# is there such a thing as a GOOD FP cartridge?



## PenMan1 (May 4, 2010)

I usually make FPs with some kind of a pump or converter system because I have had terrible results with cartridges (poor ink quality, "scratchy" writers).

My Mother-in-Law gets ink all over the place when drawing ink from an ink well or bottle.

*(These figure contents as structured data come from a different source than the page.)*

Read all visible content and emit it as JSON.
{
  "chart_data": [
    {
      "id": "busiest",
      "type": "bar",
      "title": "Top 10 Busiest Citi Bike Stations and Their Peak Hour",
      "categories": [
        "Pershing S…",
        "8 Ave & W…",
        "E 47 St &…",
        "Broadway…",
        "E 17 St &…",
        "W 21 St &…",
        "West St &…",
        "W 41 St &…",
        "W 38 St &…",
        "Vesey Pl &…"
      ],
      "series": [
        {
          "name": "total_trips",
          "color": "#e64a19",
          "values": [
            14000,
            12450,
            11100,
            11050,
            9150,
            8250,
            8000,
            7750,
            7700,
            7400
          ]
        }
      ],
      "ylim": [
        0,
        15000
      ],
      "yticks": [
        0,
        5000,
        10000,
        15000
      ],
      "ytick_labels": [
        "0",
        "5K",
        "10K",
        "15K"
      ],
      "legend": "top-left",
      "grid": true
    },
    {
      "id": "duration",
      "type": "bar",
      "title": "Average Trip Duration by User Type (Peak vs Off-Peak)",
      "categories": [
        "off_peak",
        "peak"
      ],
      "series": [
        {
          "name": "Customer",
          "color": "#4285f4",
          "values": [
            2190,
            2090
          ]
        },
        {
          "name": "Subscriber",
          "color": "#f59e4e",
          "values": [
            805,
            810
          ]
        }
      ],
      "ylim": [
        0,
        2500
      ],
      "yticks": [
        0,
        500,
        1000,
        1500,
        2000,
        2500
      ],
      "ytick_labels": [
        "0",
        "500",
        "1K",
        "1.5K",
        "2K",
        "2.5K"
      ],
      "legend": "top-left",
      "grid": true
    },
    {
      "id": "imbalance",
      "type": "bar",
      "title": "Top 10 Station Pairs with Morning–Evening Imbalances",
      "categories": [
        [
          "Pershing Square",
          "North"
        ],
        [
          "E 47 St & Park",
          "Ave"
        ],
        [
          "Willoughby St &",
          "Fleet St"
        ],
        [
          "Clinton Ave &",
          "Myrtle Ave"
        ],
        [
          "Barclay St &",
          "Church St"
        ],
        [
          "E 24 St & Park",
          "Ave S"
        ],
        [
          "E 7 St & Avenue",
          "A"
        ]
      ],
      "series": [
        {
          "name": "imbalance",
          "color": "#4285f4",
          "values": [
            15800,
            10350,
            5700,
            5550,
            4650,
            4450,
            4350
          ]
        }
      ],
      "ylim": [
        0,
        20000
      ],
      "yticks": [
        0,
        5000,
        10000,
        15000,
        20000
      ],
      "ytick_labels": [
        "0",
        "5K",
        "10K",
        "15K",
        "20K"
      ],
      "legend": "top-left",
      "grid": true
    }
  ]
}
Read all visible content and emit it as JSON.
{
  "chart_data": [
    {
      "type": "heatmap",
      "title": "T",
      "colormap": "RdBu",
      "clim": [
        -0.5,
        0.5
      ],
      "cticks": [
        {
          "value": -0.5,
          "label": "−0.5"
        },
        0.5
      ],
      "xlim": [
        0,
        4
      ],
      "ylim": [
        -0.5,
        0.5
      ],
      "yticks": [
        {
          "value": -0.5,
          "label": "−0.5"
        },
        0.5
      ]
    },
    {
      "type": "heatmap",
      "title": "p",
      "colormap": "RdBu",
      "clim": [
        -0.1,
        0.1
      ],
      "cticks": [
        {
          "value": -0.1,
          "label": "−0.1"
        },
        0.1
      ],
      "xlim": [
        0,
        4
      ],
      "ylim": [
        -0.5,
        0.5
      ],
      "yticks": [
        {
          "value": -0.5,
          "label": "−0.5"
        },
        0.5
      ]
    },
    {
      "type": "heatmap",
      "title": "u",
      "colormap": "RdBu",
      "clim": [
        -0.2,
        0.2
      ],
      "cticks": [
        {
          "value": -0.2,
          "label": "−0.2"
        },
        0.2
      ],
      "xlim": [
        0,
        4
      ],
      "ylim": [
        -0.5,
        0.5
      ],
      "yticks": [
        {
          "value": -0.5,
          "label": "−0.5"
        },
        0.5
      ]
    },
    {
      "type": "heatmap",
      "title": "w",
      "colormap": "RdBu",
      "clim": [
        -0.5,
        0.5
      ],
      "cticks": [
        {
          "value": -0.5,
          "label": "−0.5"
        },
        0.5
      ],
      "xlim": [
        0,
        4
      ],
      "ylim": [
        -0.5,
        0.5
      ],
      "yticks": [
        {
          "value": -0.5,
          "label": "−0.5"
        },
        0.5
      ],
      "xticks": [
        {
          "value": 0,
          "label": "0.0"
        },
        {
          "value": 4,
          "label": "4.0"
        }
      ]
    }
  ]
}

Can anybody recommend a quality CARTRIDGE or are they all as bad as the stock ones?

Thanks


----------



## TomW (May 4, 2010)

Private Reserve cartridges are great.

Tom


----------



## Monty (May 4, 2010)

TomW said:


> Private Reserve cartridges are great.
> 
> Tom


Ditto


----------



## CaptG (May 4, 2010)

Double ditto.


----------



## ed4copies (May 4, 2010)

And WE got em!!

http://www.exoticblanks.com/index.p...ategory_id=29&option=com_virtuemart&Itemid=60


----------



## mrcook4570 (May 4, 2010)

Sounds like your nib could may need to be adjusted and tuned as well.


----------



## Daniel (May 4, 2010)

Again for the Private Reserve. I learned it is not so much about bad pens as bad ink.


----------



## PenMan1 (May 4, 2010)

mrcook4570 said:


> Sounds like your nib could may need to be adjusted and tuned as well.


 
The pen writes flawlessly with bottled "Private Reserve" ink, my m-i-l just gets ink all over her hands and makes a mess on the casein pen.

I should have known that the PR cartridges would be good. Their bottled ink is the best I have found.

Thanks to All!


----------